This hearty stew is based upon the plain German lentil soup I grew up eating.
The soup of my childhood was taught to my Dad’s mom by her mother-in-law, Anna Marie Fisher, whose parents were German immigrants. She had it from her Bavarian mother, and as I understand it, the dish was typical winter food for the farmers and working class people of the region. Gram taught the soup to my mother, who then taught her sister-in-law, my Aunt Nancy, and her mother, Grandma how to make it. I learned how to make it, and taught my ex-husband who taught his sister.
This is the way that recipes are passed, not only down through the generations, but back around, over and through whole communities.
The original recipe was very simple, not spiced, the way I make mine. It consisted of beef chuck cubes and perhaps a beef soup bone, browned with onions in a pot. Then water was added, and salt, and pepper, and the beef was simmered until it was half tender. Then, the lentils were added, along with sliced celery and carrots, and perhaps diced potatoes. Then, the whole thing was cooked until the lentils were soft and the beef was tender.
It was warming, simple and good, and very few people, once they tasted it, disliked it.
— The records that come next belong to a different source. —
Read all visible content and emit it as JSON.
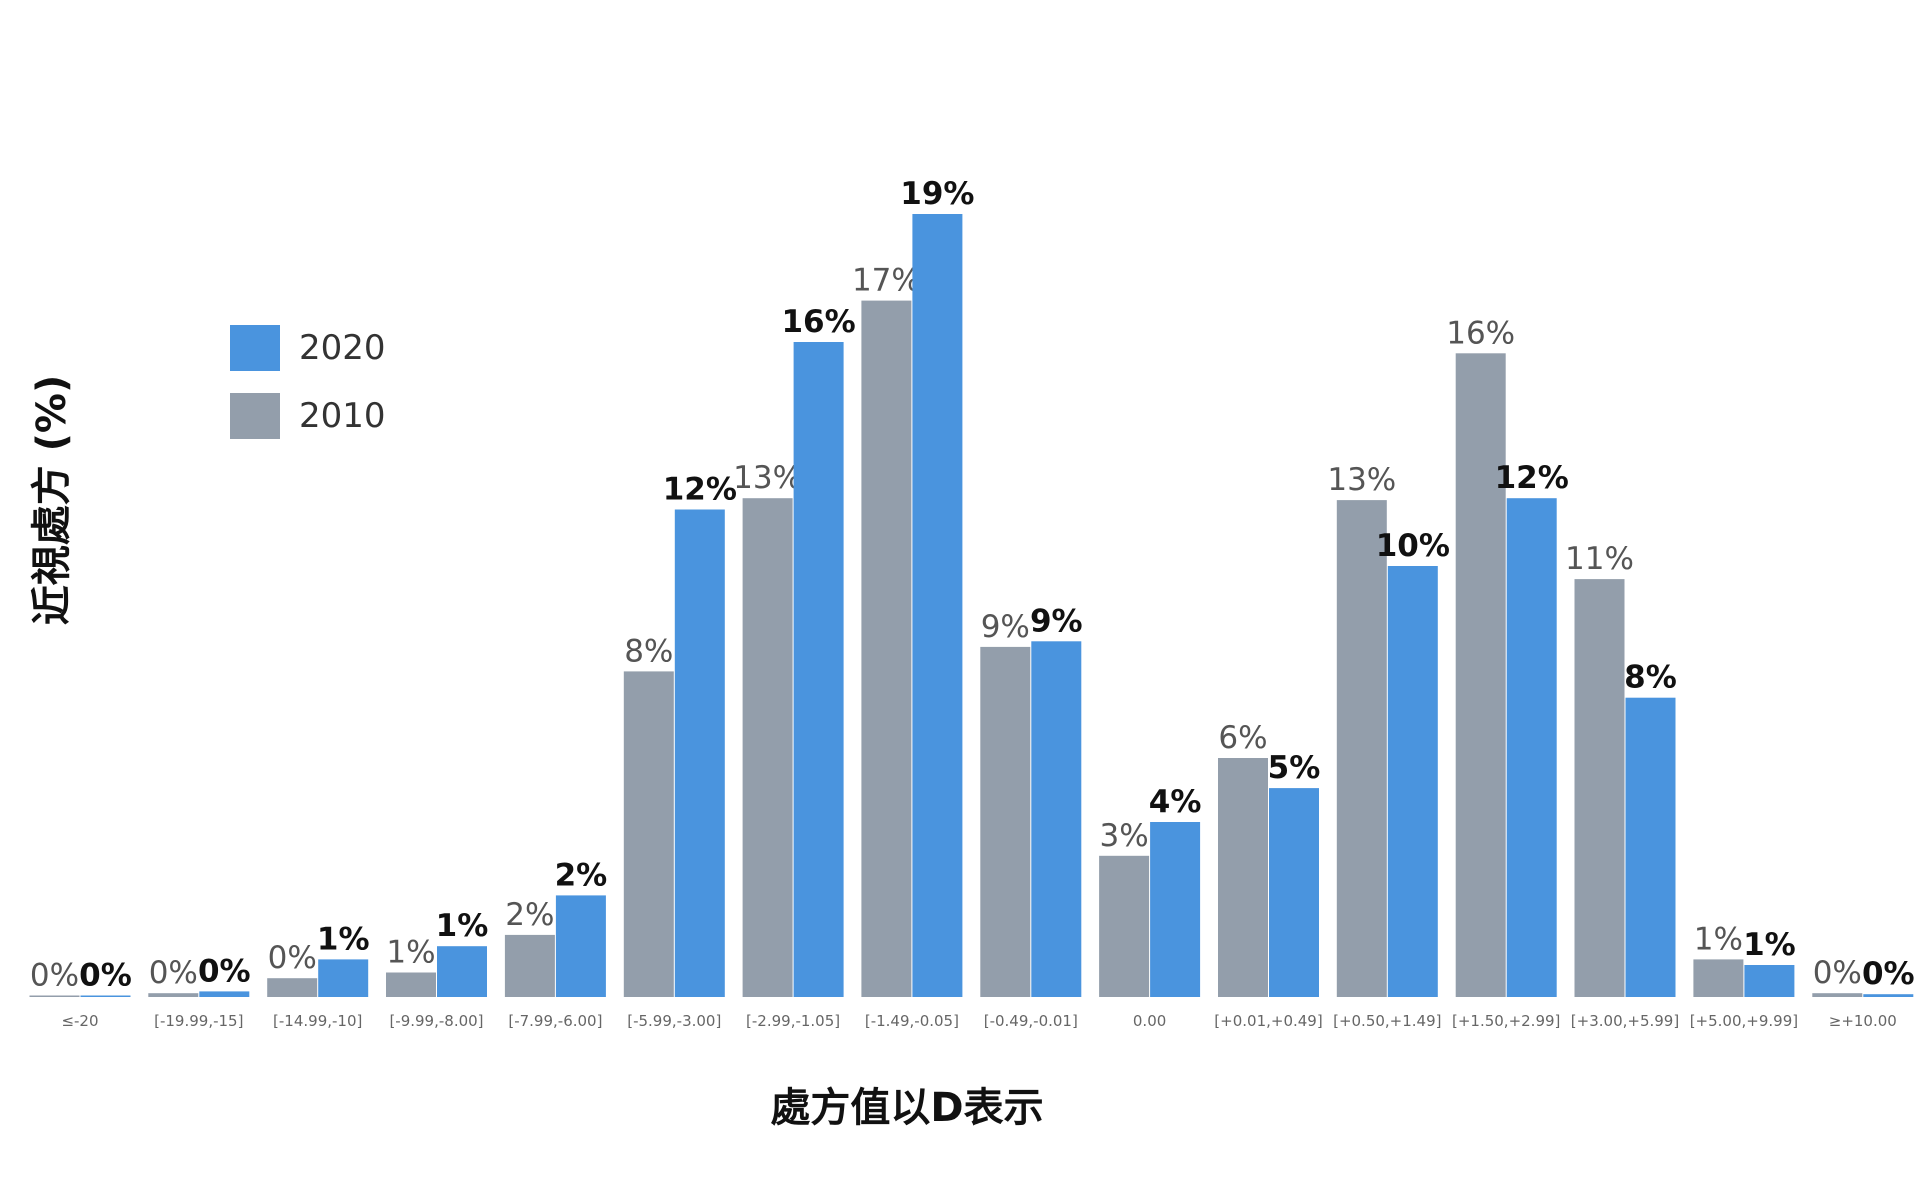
{
  "legend": [
    {
      "name": "2020",
      "color": "#4a94de"
    },
    {
      "name": "2010",
      "color": "#939eab"
    }
  ],
  "chart_data": {
    "type": "bar",
    "xlabel": "處方值以D表示",
    "ylabel": "近視處方 (%)",
    "categories": [
      "≤-20",
      "[-19.99,-15]",
      "[-14.99,-10]",
      "[-9.99,-8.00]",
      "[-7.99,-6.00]",
      "[-5.99,-3.00]",
      "[-2.99,-1.05]",
      "[-1.49,-0.05]",
      "[-0.49,-0.01]",
      "0.00",
      "[+0.01,+0.49]",
      "[+0.50,+1.49]",
      "[+1.50,+2.99]",
      "[+3.00,+5.99]",
      "[+5.00,+9.99]",
      "≥+10.00"
    ],
    "series": [
      {
        "name": "2010",
        "color": "#939eab",
        "values": [
          0.05,
          0.2,
          1.0,
          1.3,
          3.3,
          17.3,
          26.5,
          37.0,
          18.6,
          7.5,
          12.7,
          26.4,
          34.2,
          22.2,
          2.0,
          0.2
        ],
        "labels": [
          "0%",
          "0%",
          "0%",
          "1%",
          "2%",
          "8%",
          "13%",
          "17%",
          "9%",
          "3%",
          "6%",
          "13%",
          "16%",
          "11%",
          "1%",
          "0%"
        ]
      },
      {
        "name": "2020",
        "color": "#4a94de",
        "values": [
          0.05,
          0.3,
          2.0,
          2.7,
          5.4,
          25.9,
          34.8,
          41.6,
          18.9,
          9.3,
          11.1,
          22.9,
          26.5,
          15.9,
          1.7,
          0.15
        ],
        "labels": [
          "0%",
          "0%",
          "1%",
          "1%",
          "2%",
          "12%",
          "16%",
          "19%",
          "9%",
          "4%",
          "5%",
          "10%",
          "12%",
          "8%",
          "1%",
          "0%"
        ]
      }
    ],
    "ylim": [
      0,
      45
    ],
    "grid": false,
    "legend_position": "top-left"
  }
}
Of course, every cook who has made it in our family circle has added his or her own touches. Aunt Nancy added bay leaves and garlic. Aunt Judy added thyme, I think. I liked thyme, rosemary, garlic and bay leaves.
The truth is, every version of it is good.
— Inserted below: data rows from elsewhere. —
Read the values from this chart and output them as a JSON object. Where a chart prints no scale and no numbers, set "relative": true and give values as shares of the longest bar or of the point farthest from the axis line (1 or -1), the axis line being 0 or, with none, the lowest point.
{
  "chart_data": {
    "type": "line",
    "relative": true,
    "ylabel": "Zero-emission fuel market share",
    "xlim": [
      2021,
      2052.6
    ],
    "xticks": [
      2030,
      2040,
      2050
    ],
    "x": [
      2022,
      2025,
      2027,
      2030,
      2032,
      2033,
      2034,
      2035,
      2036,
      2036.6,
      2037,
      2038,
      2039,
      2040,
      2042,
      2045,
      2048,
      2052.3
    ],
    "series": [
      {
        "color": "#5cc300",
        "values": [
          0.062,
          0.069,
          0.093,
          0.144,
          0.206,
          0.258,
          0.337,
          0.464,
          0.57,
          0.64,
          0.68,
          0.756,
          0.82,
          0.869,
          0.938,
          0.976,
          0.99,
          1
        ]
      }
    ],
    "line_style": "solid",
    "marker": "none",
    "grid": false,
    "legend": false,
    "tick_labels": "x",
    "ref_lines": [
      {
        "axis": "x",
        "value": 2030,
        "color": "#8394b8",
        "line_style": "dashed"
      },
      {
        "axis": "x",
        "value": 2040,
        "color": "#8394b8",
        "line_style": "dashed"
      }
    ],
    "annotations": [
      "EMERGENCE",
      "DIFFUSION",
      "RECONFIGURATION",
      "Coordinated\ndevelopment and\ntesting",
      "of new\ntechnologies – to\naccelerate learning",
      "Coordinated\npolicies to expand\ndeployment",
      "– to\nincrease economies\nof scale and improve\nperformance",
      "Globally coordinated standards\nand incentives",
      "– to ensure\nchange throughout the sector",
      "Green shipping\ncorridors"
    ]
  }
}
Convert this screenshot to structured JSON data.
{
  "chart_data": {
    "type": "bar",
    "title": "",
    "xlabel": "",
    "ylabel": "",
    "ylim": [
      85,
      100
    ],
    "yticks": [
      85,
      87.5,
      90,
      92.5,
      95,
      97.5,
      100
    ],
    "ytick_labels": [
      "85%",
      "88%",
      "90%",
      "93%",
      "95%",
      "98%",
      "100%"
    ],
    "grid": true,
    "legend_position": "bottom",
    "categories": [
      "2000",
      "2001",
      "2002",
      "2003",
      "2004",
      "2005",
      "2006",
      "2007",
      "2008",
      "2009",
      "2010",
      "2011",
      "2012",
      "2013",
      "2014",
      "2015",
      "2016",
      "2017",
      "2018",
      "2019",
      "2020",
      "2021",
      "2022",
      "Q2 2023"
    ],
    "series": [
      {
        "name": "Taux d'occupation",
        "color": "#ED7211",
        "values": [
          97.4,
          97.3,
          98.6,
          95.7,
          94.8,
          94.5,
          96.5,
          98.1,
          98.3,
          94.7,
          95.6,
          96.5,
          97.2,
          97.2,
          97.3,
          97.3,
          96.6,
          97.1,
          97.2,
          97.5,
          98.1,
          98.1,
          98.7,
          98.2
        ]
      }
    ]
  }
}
This version is a particularly good one, though one cannot call it quite “simple.”
In addition to the celery and carrots, there are both shiitake and white button mushrooms, which add texture and a wonderful, earthy flavor to the stew which goes perfectly with the lentils. As well as onion, garlic, bay leaves, salt, pepper and thyme, there is cumin, a dash of cinnamon, and Aleppo pepper for added fragrance and a deeper beef flavor. (I am certain that cumin has the ability to make beef taste beefier, if used judiciously.)
I also added a tot of dry sherry which gave a sweet, nutty flavor to the broth that then made the lentils taste almost toasted.
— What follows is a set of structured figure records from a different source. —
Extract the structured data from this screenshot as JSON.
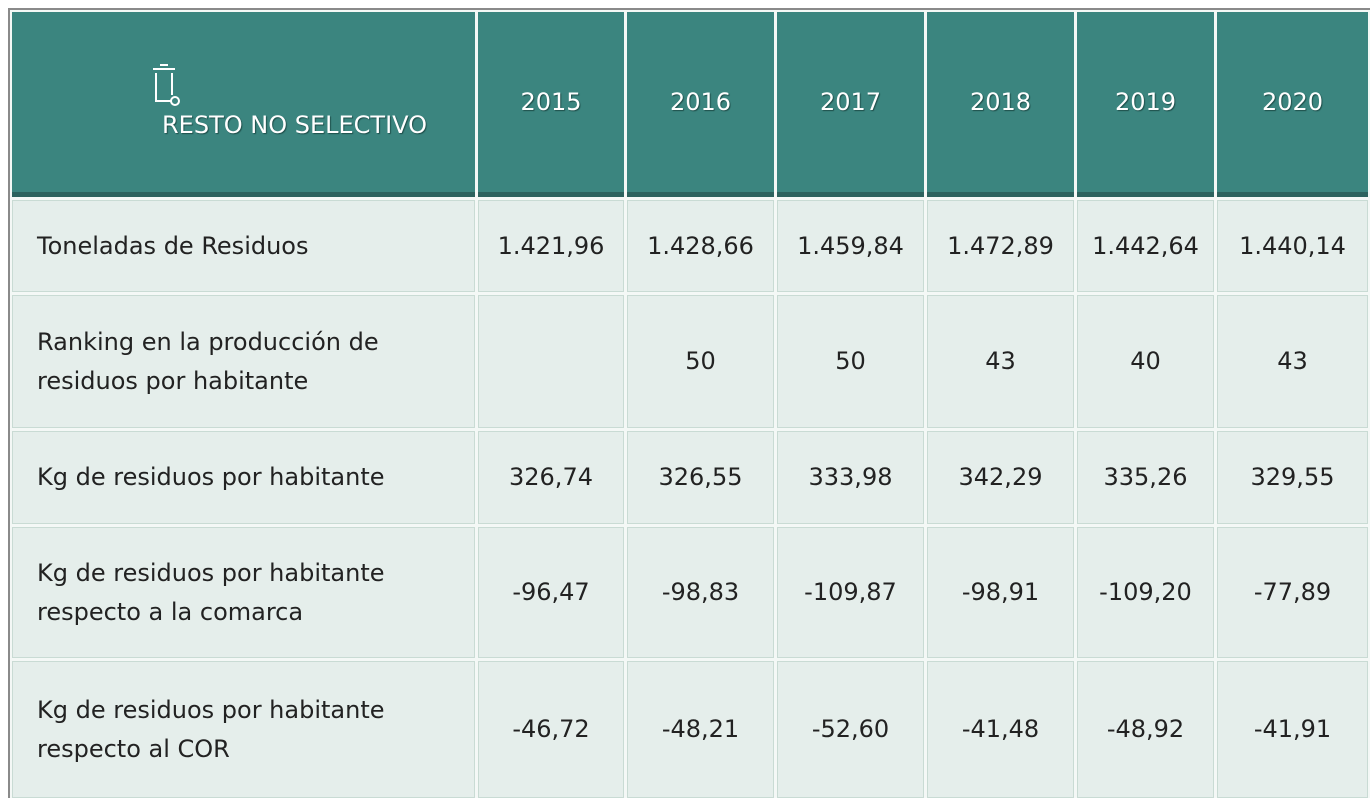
{
  "table": {
    "header": {
      "title": "RESTO NO SELECTIVO",
      "years": [
        "2015",
        "2016",
        "2017",
        "2018",
        "2019",
        "2020"
      ]
    },
    "rows": [
      {
        "label": "Toneladas de Residuos",
        "cells": [
          "1.421,96",
          "1.428,66",
          "1.459,84",
          "1.472,89",
          "1.442,64",
          "1.440,14"
        ]
      },
      {
        "label": "Ranking en la producción de residuos por habitante",
        "cells": [
          null,
          "50",
          "50",
          "43",
          "40",
          "43"
        ]
      },
      {
        "label": "Kg de residuos por habitante",
        "cells": [
          "326,74",
          "326,55",
          "333,98",
          "342,29",
          "335,26",
          "329,55"
        ]
      },
      {
        "label": "Kg de residuos por habitante respecto a la comarca",
        "cells": [
          "-96,47",
          "-98,83",
          "-109,87",
          "-98,91",
          "-109,20",
          "-77,89"
        ]
      },
      {
        "label": "Kg de residuos por habitante respecto al COR",
        "cells": [
          "-46,72",
          "-48,21",
          "-52,60",
          "-41,48",
          "-48,92",
          "-41,91"
        ]
      }
    ]
  }
}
In the end, this stew turned out to be a very welcome, warming supper on a very cold, very snowy night. It was, if not purely simple by nature and flavor, simple in execution, and was very, very filling.
4 tablespoons olive oil
1 pound cubed beef chuck
3 cups thinly sliced onions
1 teaspoon salt
6 large cloves garlic, minced
1 teaspoon dry thyme
1 tablespoon Aleppo pepper
1 tablespoon ground cumin
1/4 teaspoon ground cinnamon
2 bay leaves
1 cup dry sherry
1 quart beef broth or stock
1 pound brown or green lentils, sorted and rinsed
2 stalks celery, cleaned and thinly sliced
2 cups small baby carrots or peeled and sliced larger carrots
4 ounces button mushrooms, cleaned and sliced
4 ounces fresh shiitake mushrooms, stems removed, and sliced
water as needed
salt and pepper to taste
lemon juice to taste (optional)
1/2 cup thinly sliced scallions for garnish
Aleppo pepper for garnish
Heat olive oil in a heavy bottomed pot. Pat meat cubes dry with paper towels and then add to pot, and brown well on all sides. Remove from pot and add onions and sprinkle with salt. Cook, stirring, until they turn deep golden. Add garlic, spices and herbs, and cook, stirring, until the onions are brown and fragrant. Add meat back to the pot, and deglaze with sherry. Add broth, and bring to a boil. Simmer until the meat is tender enough to pierce easily with a fork, but will not slide off the fork easily.
Add lentils and vegetables. If needed, add more water to cover the lentils. Cook, stirring now and again, and checking to make certain that the water doesn’t boil completely away, until the lentils are soft and the meat is fork tender–it not only is easily pierced with a fork, but will slide off the tines with no effort.
Season to taste with salt and pepper and lemon juice, if you desire.
Garnish with scallions and Aleppo pepper.